Starting with the Problem, Not the Platform
Instead of building technology first, Melodie began by solving the problem manually. “I had a sprinter van. And this sprinter van, I loaded up with all of the collections of the designers I represented, and I would drive the sprinter van from South Florida up to Boston, over to Chicago, down to San Antonio and back,” she explains.
Manual Matchmaking as MVP
This hands-on approach revealed natural market behavior. “If I was in Baltimore looking at a size run of striped dresses that were not performing well, but I knew they were blowing out in Birmingham, I would call that buyer in Birmingham,” Melodie recalls. This manual matchmaking validated the market need before any technology was built.
Understanding True Customer Needs
When they finally built their B2B marketplace, customer behavior revealed unexpected insights. “The retailers kept saying to us, ‘We don’t want to buy. We have shipments to pay for. We don’t want to swap. We got bills. We just want to sell,'” Melodie shares. This forced them to rethink their fundamental assumptions.
The Accidental Platform Evolution
A key breakthrough came through partnership opportunities. “Poshmark came to us and said, ‘We understand that you have access to brand name drop ship inventory… give us a product feed and let’s see what happens.'” This revealed a new way to generate demand without subsidizing either side of the marketplace.
Building Supply Through Trust
Instead of burning cash to acquire supply, Max Retail built trust through aligned incentives. “We created this in such a way that we win when they win,” Melodie explains. This approach led to remarkable retention: “We have over 55% active users monthly.”
The Infrastructure Play
Rather than focusing on transaction volume, they positioned themselves as essential infrastructure. “We are actually e-commerce infrastructure,” Melodie notes. “The ability for an independent retailer or brand to be able to sell their excess inventory across a network of demand that would otherwise be too challenging for them to do on their own.”
Measuring Success Differently
Their metrics focus on retailer success rather than traditional marketplace metrics. “In the beginning of 2022, the average payout to our retailers was around $151. And as of today, it is an average of $1,200 per month,” with top performers making over $20,000 monthly.
The Network Effect
Instead of paying to acquire each side of the marketplace, they’re building a network that grows naturally: “Anyone who has an audience can tap into our supply and become a distributor of the products in Max retail.” This approach has led to “five times growth year over year for the last two years.”
For B2B founders building marketplaces, Max Retail’s journey offers an alternative to the traditional growth playbook.

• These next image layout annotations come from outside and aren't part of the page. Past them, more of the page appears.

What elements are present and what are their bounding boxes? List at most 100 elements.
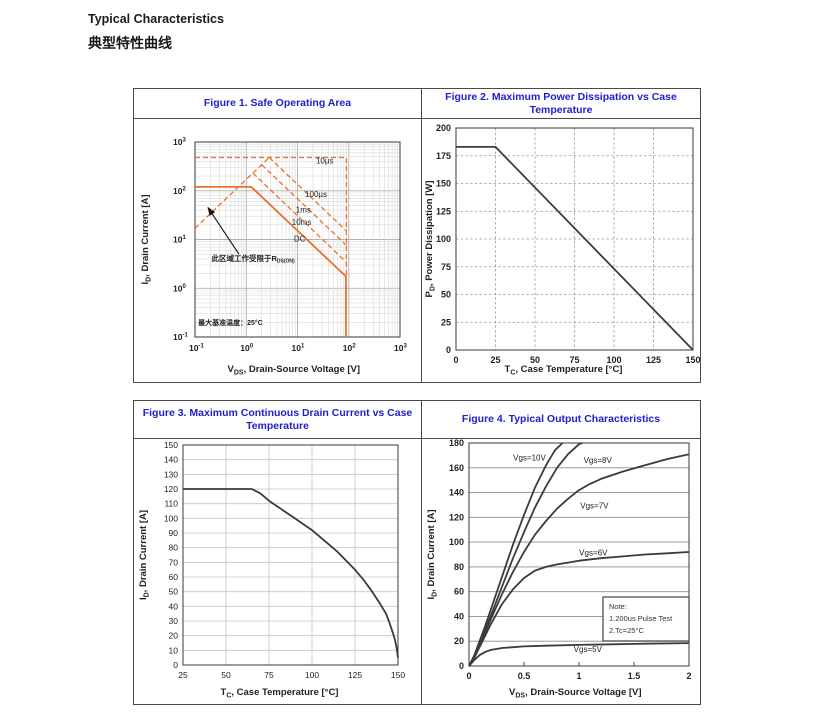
svg-text:80: 80 bbox=[169, 543, 179, 553]
svg-text:25: 25 bbox=[178, 670, 188, 680]
svg-text:50: 50 bbox=[441, 290, 451, 300]
svg-text:150: 150 bbox=[436, 179, 451, 189]
svg-text:75: 75 bbox=[569, 355, 579, 365]
svg-text:100: 100 bbox=[436, 234, 451, 244]
figure-3-chart-area: 25 50 75 100 125 150 0 10 20 30 40 50 60 70 80 90 100 110… bbox=[134, 439, 421, 704]
svg-text:2: 2 bbox=[686, 671, 691, 681]
svg-text:0: 0 bbox=[453, 355, 458, 365]
svg-text:10-1: 10-1 bbox=[173, 332, 188, 342]
figure-row-top: Figure 1. Safe Operating Area 10-1 100 101… bbox=[133, 88, 701, 383]
svg-text:10: 10 bbox=[169, 645, 179, 655]
pulse-10ms bbox=[252, 172, 347, 263]
fig2-y-axis-label: PD, Power Dissipation [W] bbox=[424, 181, 437, 298]
fig3-y-axis-label: ID, Drain Current [A] bbox=[138, 510, 151, 600]
svg-text:60: 60 bbox=[454, 587, 464, 597]
vgs-10v bbox=[468, 442, 564, 667]
svg-text:1.5: 1.5 bbox=[628, 671, 641, 681]
svg-text:50: 50 bbox=[221, 670, 231, 680]
svg-text:20: 20 bbox=[454, 636, 464, 646]
svg-text:175: 175 bbox=[436, 151, 451, 161]
section-heading-chinese: 典型特性曲线 bbox=[88, 35, 172, 51]
fig4-y-axis-label: ID, Drain Current [A] bbox=[426, 509, 439, 599]
max-temp-note: 最大基准温度：25°C bbox=[198, 318, 263, 327]
figure-1-title: Figure 1. Safe Operating Area bbox=[134, 89, 421, 119]
svg-text:75: 75 bbox=[441, 262, 451, 272]
svg-text:100: 100 bbox=[606, 355, 621, 365]
curve-label: Vgs=10V bbox=[513, 453, 546, 462]
vgs-7v bbox=[468, 453, 690, 667]
svg-text:80: 80 bbox=[454, 562, 464, 572]
figure-4-panel: Figure 4. Typical Output Characteristics… bbox=[422, 401, 700, 704]
svg-text:103: 103 bbox=[394, 343, 407, 353]
rdson-limit-line bbox=[194, 157, 270, 229]
svg-text:100: 100 bbox=[164, 513, 178, 523]
fig3-x-axis-label: TC, Case Temperature [°C] bbox=[221, 687, 339, 700]
dc-limit bbox=[195, 186, 347, 337]
figure-2-power-dissipation-chart: 0 25 50 75 100 125 150 0 25 50 75 100 125 150 175 200 TC… bbox=[424, 123, 700, 377]
svg-text:125: 125 bbox=[348, 670, 362, 680]
svg-text:0: 0 bbox=[173, 660, 178, 670]
curve-label: 1ms bbox=[296, 205, 311, 214]
vgs-8v bbox=[468, 442, 583, 667]
figure-3-title: Figure 3. Maximum Continuous Drain Curre… bbox=[134, 401, 421, 439]
annotation-arrow bbox=[207, 206, 240, 255]
fig1-x-axis-label: VDS, Drain-Source Voltage [V] bbox=[228, 364, 361, 377]
svg-text:120: 120 bbox=[164, 484, 178, 494]
figure-2-chart-area: 0 25 50 75 100 125 150 0 25 50 75 100 125 150 175 200 TC… bbox=[422, 119, 700, 382]
note-line: 1.200us Pulse Test bbox=[609, 614, 673, 623]
curve-label: Vgs=7V bbox=[580, 502, 609, 511]
svg-text:20: 20 bbox=[169, 631, 179, 641]
svg-text:100: 100 bbox=[240, 343, 253, 353]
note-line: 2.Tc=25°C bbox=[609, 626, 644, 635]
svg-text:50: 50 bbox=[169, 587, 179, 597]
svg-text:102: 102 bbox=[173, 186, 186, 196]
curve-label: Vgs=8V bbox=[584, 456, 613, 465]
svg-text:102: 102 bbox=[343, 343, 356, 353]
svg-text:200: 200 bbox=[436, 123, 451, 133]
svg-text:150: 150 bbox=[164, 440, 178, 450]
note-box bbox=[602, 596, 690, 642]
svg-text:0: 0 bbox=[466, 671, 471, 681]
svg-text:101: 101 bbox=[292, 343, 305, 353]
svg-text:75: 75 bbox=[264, 670, 274, 680]
svg-text:100: 100 bbox=[305, 670, 319, 680]
svg-text:160: 160 bbox=[449, 463, 464, 473]
pulse-100us bbox=[268, 157, 347, 232]
svg-text:125: 125 bbox=[646, 355, 661, 365]
svg-text:1: 1 bbox=[576, 671, 581, 681]
svg-text:140: 140 bbox=[449, 488, 464, 498]
svg-text:101: 101 bbox=[173, 235, 186, 245]
figure-2-title: Figure 2. Maximum Power Dissipation vs C… bbox=[422, 89, 700, 119]
svg-text:0: 0 bbox=[446, 345, 451, 355]
svg-text:130: 130 bbox=[164, 469, 178, 479]
svg-text:150: 150 bbox=[685, 355, 700, 365]
svg-text:90: 90 bbox=[169, 528, 179, 538]
figure-4-chart-area: 0 0.5 1 1.5 2 0 20 40 60 80 100 120 140 160 180 VDS, Dr… bbox=[422, 439, 700, 704]
svg-text:120: 120 bbox=[449, 512, 464, 522]
svg-text:140: 140 bbox=[164, 455, 178, 465]
figure-1-chart-area: 10-1 100 101 102 103 10-1 100 101 102 103 VDS, Dra… bbox=[134, 119, 421, 382]
svg-text:0.5: 0.5 bbox=[518, 671, 531, 681]
svg-text:10-1: 10-1 bbox=[189, 343, 204, 353]
pulse-10us-limit bbox=[195, 156, 348, 277]
figure-row-bottom: Figure 3. Maximum Continuous Drain Curre… bbox=[133, 400, 701, 705]
curve-label: 100µs bbox=[305, 190, 327, 199]
rdson-region-note: 此区域工作受限于RDS(ON) bbox=[212, 253, 296, 265]
max-continuous-drain-current bbox=[183, 488, 399, 658]
fig1-y-axis-label: ID, Drain Current [A] bbox=[140, 194, 153, 284]
svg-text:0: 0 bbox=[459, 661, 464, 671]
svg-text:60: 60 bbox=[169, 572, 179, 582]
svg-text:180: 180 bbox=[449, 439, 464, 448]
svg-text:70: 70 bbox=[169, 557, 179, 567]
figure-1-soa-chart: 10-1 100 101 102 103 10-1 100 101 102 103 VDS, Dra… bbox=[140, 137, 407, 377]
figure-3-drain-current-chart: 25 50 75 100 125 150 0 10 20 30 40 50 60 70 80 90 100 110… bbox=[138, 440, 405, 700]
max-power-dissipation bbox=[456, 145, 694, 351]
figure-4-title: Figure 4. Typical Output Characteristics bbox=[422, 401, 700, 439]
svg-text:25: 25 bbox=[490, 355, 500, 365]
svg-text:125: 125 bbox=[436, 206, 451, 216]
fig4-x-axis-label: VDS, Drain-Source Voltage [V] bbox=[509, 687, 642, 700]
curve-label: 10ms bbox=[292, 218, 312, 227]
svg-text:50: 50 bbox=[530, 355, 540, 365]
vgs-5v bbox=[468, 642, 690, 667]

Instead of focusing on rapid scaling through subsidies, they built sustainable value by:
- Validating market behavior manually before building technology
- Following customer needs rather than marketplace conventional wisdom
- Building infrastructure that makes the marketplace more valuable to both sides
- Measuring success through customer outcomes rather than traditional marketplace metrics
As Melodie puts it: “Don’t go looking for a problem to solve. Solve the problem that haunts you day and night, and you will never want to remove yourself from it.” Sometimes the best way to build a marketplace is to forget you’re building one and focus instead on solving real problems for real customers.